Hafen-Drama: Senator in der Kritik

Der hafenpolitische Sprecher der CDU-Bürgerschaftsfraktion, Götz Wiese, reagiert auf die Nachforderung mit Kritik: „Als Parlamentarier fühle ich mich betuppt. Denn die zusätzlichen Millionen werden laut Senat gebraucht, um die ‚Marktstellung des Hafenstandortes Hamburg‘ zu sichern. Bestehen tatsächlich ‚drastische Leistungsreduktionen‘, wie es in der Senatsdrucksache heißt? Das wäre dramatisch, und die Bürgerschaft hätte längst informiert werden müssen. Wenn nicht, wären die von Wirtschaftssenator Westhagemann der Bürgerschaft im Sommer vorgelegten Zahlen von Anfang an grob falsch gewesen. Was soll man da noch glauben?“

Wiese fordert: Die Hafenverwaltung benötige endlich wieder eine „straffe politische Führung“, strategische Ziele und volle Aufmerksamkeit. „Das Modell eines Wirtschaftssenators im Vorruhestand ist gescheitert.“

Hamburger Hafen: Fehlt noch mehr Geld?

Es handele sich um keinen ungewöhnlichen Vorgang, sagen dagegen Wirtschaftssenator Michael Westhagemann (parteilos) und Finanzsenator Andreas Dressel (SPD). Der Senat stelle die Finanzierung sicher, sodass die Leistungskraft der HPA gewährleistet sei.

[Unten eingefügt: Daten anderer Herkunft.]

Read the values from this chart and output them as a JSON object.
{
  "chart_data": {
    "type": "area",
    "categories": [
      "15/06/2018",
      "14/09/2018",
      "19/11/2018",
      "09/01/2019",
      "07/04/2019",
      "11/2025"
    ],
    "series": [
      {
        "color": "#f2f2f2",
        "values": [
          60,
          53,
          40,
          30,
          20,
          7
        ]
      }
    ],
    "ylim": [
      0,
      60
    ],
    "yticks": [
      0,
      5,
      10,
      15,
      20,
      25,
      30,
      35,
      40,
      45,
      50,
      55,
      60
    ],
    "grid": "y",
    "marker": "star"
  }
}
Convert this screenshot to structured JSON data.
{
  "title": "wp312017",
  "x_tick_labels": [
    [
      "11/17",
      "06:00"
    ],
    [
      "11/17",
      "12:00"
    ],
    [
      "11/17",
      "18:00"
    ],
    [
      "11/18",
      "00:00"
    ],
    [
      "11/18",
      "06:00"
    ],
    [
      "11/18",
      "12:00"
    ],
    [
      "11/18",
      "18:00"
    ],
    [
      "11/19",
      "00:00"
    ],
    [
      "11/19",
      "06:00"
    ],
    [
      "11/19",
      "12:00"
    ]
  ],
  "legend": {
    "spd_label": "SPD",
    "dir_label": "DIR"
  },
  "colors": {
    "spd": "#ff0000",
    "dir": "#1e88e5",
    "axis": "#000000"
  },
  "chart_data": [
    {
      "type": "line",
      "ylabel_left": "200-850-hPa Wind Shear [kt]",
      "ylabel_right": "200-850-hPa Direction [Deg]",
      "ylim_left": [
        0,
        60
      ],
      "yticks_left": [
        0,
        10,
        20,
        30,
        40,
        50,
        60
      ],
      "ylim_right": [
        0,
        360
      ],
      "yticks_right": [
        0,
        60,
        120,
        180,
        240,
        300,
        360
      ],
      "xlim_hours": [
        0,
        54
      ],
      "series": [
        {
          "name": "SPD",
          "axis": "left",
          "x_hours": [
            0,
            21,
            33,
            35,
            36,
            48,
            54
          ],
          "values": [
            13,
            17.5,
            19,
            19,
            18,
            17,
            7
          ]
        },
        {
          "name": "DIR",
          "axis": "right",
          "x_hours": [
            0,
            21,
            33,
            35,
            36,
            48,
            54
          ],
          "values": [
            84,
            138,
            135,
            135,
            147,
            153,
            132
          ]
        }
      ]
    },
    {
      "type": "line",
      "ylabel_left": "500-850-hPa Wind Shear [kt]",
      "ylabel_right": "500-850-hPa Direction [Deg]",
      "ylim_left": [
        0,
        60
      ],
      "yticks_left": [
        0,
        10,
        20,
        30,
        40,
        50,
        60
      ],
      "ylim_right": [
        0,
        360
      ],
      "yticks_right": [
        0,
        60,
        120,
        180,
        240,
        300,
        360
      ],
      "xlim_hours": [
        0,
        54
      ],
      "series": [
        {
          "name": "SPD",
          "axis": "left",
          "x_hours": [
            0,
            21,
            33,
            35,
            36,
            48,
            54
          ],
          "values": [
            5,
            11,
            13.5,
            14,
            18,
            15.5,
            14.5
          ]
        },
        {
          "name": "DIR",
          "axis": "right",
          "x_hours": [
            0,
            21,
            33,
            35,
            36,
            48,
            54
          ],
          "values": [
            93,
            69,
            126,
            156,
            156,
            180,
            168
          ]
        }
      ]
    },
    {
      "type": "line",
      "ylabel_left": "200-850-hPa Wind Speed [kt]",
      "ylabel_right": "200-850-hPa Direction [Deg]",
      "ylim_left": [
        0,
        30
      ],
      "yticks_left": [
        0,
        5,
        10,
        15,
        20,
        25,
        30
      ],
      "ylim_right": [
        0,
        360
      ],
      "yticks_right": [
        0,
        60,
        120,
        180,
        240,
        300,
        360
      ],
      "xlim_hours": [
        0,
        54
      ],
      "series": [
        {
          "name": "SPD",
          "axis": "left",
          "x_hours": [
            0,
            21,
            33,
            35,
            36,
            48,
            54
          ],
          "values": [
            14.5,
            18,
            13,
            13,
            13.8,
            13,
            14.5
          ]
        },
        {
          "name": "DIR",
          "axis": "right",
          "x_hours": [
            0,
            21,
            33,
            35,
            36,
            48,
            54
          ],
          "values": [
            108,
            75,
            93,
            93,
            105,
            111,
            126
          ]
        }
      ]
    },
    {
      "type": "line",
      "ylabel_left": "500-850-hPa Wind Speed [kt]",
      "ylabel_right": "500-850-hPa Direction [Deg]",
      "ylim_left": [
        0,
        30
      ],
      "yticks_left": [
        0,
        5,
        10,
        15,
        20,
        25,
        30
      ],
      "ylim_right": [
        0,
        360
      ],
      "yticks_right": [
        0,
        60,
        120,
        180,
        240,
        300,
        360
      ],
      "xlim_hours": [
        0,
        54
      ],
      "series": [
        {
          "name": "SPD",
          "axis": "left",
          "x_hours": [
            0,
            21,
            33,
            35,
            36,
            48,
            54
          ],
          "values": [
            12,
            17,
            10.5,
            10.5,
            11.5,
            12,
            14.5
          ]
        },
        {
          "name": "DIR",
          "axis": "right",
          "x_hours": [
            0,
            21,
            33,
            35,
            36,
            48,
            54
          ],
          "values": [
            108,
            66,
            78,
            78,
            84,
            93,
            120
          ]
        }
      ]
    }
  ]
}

Doch schon droht ein weiteres finanzielles Problem. „Auch für die Jahre 2023 und folgende werden Finanzierungsbedarfe auf einem vergleichbaren Niveau erwartet“, sagt eine Sprecherin der HPA. Den Haushaltsplanern habe man dieses schon übermittelt. Es bleibt abzuwarten, ob das Geld dann reicht.